What are the Causes of Phlegmon?
Phlegmon is commonly caused by bacteria: non-spore and spore forming anaerobes, streptococci etc. Immunity strength of the patient and virulence of bacteria are other factors which affect the development of phlegmon.
What are the Symptoms of Phlegmon?
Symptoms of Systemic Infection from Phlegmon consist of:
- Fever or increased body temperature.
- Fatigue.
- Sweating.
- Increased thirst.
- Chills.
- Loss of appetite.
- Headache.
Symptoms of Inflammation from Phlegmon consist of:
- Localized pain.
- Hyperemia or skin redness.
- Increased local temperature.
- Painful tissue swelling which can be non-clear bordered or clear or bordered (tumor).
- Decreased function of the affected body part.
Phlegmon which is noninfectious can be found in acute pancreatitis which occurs in Systemic Lupus Erythematosus (SLE). The immunosuppressive medications used to treat SLE and immunosuppressive aspects of SLE subdue the signs of infection from Phlegmon.
Note of importance here is the degree of patient’s condition with phlegmon is directly proportional to the degree of intoxication level. The more severe the condition, the greater will be the purulent intoxication level.
How is Phlegmon Diagnosed?
Diagnosis of Phlegmon is made based on the following:
- Patient’s symptoms, complaints and physical exam.
- Patient’s previous medical history.
- Palpation during physical exam.
- Blood test including CBC is done.
- Urine test, which will detect bacteria in urine in case of Phlegmon.
- Imaging tests such as x-ray, ultrasound, CT scan and MRI scan.
How is Phlegmon Treated?
- The main aim of treatment of Phlegmon is removing the cause of the phlegmonous process so that treatment is achieved and recurrence can be prevented.
- Conservative treatment consisting of antibiotics is started if the Phlegmon is mild and inflammation is present without any signs of infiltrates.

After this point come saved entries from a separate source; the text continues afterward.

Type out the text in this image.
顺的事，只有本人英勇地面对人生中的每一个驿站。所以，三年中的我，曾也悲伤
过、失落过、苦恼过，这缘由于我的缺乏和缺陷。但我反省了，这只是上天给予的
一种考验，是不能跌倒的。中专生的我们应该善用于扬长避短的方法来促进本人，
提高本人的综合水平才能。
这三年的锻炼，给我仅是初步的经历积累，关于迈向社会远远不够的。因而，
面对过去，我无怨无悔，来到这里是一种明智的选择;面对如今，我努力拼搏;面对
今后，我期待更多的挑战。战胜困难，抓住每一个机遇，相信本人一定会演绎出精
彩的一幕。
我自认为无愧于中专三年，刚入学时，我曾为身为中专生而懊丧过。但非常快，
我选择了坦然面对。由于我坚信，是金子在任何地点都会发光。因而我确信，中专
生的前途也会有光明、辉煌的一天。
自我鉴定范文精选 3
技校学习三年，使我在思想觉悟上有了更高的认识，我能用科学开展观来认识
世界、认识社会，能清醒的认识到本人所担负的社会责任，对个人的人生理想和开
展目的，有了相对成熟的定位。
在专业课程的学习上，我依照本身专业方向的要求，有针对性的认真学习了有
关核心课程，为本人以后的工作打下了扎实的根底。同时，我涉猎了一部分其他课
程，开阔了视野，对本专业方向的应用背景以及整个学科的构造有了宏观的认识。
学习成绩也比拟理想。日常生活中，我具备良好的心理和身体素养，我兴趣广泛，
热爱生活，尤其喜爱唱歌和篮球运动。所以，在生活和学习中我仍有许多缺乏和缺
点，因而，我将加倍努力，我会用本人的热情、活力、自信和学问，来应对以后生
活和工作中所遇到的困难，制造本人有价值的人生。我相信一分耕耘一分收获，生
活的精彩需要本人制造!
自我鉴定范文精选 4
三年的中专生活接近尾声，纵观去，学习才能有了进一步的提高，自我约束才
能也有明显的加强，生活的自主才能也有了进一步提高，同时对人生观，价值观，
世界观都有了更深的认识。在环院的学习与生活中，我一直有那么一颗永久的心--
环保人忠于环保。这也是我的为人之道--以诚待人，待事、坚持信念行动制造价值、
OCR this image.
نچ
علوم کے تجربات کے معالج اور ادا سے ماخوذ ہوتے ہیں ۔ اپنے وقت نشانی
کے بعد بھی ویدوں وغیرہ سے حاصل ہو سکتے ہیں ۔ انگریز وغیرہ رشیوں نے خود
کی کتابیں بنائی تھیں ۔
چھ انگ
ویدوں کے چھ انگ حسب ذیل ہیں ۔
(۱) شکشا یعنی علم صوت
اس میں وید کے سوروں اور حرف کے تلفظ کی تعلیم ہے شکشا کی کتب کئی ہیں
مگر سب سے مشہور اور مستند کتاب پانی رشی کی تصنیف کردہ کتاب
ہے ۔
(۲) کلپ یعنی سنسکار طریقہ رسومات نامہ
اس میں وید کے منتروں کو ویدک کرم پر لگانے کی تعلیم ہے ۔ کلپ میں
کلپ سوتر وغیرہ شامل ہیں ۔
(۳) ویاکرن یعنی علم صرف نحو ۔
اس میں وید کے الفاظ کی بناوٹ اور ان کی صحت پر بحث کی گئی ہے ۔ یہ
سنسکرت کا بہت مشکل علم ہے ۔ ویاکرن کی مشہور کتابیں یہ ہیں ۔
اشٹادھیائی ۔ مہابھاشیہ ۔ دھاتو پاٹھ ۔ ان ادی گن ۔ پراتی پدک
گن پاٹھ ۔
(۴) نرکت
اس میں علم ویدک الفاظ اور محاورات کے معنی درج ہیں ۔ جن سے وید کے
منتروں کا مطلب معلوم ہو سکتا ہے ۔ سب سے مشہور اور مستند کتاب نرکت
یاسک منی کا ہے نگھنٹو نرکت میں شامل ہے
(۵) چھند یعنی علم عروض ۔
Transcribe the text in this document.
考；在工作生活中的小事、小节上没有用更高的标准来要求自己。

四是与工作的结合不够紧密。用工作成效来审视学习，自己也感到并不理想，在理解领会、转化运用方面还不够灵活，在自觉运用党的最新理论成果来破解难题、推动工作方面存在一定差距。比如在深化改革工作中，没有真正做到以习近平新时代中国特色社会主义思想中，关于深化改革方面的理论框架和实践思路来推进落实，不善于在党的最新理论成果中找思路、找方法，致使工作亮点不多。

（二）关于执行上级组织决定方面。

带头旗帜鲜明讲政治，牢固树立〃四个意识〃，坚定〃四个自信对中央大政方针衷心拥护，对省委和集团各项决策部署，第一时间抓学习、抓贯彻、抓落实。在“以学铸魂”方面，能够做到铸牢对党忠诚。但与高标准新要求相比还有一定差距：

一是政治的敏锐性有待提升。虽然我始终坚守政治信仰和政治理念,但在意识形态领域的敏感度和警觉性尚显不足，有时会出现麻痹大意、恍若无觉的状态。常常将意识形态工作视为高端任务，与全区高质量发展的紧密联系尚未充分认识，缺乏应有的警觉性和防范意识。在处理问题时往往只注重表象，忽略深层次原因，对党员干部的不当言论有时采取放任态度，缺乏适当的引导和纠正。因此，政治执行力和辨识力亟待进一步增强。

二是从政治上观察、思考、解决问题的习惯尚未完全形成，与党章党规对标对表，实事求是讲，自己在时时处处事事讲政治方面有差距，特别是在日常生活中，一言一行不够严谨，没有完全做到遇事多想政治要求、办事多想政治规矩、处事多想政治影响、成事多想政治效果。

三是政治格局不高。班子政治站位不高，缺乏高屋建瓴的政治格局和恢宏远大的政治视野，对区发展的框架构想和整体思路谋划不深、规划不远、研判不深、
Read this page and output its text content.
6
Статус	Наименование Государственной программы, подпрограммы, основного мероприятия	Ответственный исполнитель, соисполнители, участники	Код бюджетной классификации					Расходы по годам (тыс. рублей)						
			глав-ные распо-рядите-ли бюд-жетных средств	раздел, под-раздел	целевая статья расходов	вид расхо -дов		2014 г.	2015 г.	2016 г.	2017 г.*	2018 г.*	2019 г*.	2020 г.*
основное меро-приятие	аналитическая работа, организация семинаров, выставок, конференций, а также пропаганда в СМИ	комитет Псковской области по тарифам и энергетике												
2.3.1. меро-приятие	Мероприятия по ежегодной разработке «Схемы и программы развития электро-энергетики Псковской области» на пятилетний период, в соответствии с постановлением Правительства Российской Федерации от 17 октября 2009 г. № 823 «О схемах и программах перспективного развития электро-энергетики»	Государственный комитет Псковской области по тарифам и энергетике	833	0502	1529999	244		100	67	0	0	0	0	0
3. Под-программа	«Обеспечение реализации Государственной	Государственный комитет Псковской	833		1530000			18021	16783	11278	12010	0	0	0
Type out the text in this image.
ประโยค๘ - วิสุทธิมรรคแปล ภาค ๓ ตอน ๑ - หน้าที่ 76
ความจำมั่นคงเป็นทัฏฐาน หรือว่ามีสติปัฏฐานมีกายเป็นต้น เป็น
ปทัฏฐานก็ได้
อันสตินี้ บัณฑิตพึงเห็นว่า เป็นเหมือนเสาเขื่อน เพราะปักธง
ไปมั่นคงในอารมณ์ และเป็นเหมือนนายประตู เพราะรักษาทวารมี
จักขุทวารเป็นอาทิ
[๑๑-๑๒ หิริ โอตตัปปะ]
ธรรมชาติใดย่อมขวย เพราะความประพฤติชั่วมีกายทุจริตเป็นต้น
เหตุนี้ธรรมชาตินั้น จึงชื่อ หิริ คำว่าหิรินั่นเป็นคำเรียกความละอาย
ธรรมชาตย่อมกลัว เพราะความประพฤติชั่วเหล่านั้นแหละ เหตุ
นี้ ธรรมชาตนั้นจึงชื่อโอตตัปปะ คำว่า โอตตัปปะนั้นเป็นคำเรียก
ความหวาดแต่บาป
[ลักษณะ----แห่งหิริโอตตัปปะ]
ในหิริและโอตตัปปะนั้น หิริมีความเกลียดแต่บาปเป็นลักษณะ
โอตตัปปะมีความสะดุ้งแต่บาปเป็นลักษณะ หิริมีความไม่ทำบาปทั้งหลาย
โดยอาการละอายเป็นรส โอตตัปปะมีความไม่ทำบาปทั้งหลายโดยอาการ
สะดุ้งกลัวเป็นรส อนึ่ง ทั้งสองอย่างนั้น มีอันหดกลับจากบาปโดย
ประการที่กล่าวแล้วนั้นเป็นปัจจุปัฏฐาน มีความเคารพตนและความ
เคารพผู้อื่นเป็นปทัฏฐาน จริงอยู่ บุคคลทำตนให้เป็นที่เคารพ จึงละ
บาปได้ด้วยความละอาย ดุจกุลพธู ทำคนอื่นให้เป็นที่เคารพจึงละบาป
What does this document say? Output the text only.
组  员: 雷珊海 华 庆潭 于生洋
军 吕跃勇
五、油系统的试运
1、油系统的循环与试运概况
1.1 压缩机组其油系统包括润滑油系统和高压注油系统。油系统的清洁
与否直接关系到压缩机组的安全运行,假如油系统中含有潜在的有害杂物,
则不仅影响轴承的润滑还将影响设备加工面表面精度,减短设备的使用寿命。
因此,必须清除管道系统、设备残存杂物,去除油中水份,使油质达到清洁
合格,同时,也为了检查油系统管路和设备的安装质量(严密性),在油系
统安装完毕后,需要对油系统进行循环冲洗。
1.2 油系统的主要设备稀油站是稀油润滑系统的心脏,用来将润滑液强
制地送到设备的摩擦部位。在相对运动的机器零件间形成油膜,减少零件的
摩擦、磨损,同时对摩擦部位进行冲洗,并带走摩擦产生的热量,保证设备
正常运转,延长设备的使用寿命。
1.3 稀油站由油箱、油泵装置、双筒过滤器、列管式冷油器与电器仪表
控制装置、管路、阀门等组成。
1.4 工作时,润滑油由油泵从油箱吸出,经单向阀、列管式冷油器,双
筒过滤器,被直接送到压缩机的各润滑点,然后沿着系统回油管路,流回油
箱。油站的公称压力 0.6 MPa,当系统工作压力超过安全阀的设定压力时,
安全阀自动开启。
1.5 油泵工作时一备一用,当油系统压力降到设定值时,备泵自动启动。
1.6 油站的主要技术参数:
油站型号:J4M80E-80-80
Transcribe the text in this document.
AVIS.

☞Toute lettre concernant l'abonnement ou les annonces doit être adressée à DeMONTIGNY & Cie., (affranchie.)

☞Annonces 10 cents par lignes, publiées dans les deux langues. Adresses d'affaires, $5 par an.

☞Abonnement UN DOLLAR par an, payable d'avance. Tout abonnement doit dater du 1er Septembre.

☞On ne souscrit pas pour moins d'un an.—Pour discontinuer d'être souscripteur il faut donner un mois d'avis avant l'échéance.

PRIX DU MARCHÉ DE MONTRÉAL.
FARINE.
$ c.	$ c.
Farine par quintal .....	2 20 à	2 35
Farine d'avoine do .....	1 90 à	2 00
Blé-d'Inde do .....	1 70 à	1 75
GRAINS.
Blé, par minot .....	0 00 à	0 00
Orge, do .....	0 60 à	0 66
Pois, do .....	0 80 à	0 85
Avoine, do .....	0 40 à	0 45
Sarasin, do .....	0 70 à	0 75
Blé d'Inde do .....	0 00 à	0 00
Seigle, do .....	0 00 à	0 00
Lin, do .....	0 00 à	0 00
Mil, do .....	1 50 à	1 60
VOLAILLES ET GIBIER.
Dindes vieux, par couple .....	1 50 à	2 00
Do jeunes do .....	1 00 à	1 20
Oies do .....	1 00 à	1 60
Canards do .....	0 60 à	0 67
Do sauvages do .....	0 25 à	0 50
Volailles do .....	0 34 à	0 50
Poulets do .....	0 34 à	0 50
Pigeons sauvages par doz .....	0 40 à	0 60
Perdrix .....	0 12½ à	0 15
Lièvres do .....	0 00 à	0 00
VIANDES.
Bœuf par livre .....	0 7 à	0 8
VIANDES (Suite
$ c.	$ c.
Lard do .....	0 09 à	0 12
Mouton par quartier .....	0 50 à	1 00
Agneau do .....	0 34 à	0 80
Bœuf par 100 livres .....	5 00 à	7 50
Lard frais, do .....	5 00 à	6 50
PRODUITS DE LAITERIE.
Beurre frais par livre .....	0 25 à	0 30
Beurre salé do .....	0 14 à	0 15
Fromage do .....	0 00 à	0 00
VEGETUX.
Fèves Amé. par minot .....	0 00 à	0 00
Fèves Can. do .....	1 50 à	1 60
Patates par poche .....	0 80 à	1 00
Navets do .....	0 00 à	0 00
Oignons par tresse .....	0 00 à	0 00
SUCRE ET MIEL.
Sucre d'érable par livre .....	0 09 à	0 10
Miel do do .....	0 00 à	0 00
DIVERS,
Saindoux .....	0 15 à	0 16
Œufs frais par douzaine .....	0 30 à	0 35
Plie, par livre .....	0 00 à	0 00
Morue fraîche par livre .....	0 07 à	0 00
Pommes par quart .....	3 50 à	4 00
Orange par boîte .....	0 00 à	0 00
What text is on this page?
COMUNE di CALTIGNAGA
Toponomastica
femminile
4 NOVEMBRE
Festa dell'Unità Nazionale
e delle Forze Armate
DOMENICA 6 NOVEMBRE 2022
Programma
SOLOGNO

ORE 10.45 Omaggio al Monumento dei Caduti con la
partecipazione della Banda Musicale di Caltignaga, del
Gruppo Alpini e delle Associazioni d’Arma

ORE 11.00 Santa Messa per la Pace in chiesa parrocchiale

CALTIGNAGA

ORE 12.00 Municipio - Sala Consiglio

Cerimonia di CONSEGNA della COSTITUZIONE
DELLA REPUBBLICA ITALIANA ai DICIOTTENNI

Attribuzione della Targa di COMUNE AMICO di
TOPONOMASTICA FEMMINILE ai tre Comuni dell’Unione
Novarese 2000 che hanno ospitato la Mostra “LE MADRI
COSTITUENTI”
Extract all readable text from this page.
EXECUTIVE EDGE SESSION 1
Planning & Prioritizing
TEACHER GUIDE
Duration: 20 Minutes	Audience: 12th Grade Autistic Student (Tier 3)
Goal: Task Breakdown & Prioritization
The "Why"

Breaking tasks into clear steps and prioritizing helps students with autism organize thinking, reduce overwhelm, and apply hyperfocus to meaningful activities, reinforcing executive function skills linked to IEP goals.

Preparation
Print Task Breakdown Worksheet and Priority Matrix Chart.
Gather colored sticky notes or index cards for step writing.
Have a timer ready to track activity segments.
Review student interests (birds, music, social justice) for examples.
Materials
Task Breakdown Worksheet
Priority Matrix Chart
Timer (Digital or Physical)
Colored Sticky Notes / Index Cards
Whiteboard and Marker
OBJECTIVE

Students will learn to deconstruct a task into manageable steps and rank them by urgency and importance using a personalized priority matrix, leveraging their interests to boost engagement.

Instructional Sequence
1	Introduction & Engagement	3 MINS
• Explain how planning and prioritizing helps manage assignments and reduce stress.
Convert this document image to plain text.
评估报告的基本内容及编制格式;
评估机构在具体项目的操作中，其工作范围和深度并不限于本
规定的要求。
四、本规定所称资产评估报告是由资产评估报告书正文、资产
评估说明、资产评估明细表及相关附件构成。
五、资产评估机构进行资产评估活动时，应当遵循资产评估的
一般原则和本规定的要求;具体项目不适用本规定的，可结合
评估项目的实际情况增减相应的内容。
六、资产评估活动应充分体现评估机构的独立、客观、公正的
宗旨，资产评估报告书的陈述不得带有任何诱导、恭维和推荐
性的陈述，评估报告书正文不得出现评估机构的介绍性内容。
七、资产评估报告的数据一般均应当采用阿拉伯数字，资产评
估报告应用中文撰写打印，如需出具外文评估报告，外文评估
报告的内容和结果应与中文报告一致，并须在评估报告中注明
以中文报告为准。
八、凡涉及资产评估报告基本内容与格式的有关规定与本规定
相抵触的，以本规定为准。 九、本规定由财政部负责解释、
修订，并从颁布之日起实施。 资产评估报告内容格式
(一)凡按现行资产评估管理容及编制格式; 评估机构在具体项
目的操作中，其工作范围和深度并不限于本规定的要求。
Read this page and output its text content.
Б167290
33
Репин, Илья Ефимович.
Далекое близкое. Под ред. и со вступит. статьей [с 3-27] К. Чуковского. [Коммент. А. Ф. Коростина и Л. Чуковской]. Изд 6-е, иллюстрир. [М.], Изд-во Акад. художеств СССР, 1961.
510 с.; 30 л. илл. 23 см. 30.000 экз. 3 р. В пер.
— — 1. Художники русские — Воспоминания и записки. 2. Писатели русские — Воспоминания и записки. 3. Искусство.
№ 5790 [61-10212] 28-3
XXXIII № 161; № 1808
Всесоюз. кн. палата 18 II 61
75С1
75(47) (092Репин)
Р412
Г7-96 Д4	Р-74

- In severe cases, surgery is needed to drain the Phlegmon, to excise dead tissues and to prevent further spread of infection. Surgery is done under general anesthesia where the cavity which contains the phlegmonous process is cleaned with antibiotic and antiseptic solutions and the dead tissue is removed. Intravenous antibiotics are given to the patient in post-operative period.
- During surgery for removal of phlegmon, it is important to avoid spreading of pus, to avoid damaging nerves and to take into consideration the aesthetic value of the operating site, especially if the phlegmmonous process is on the face.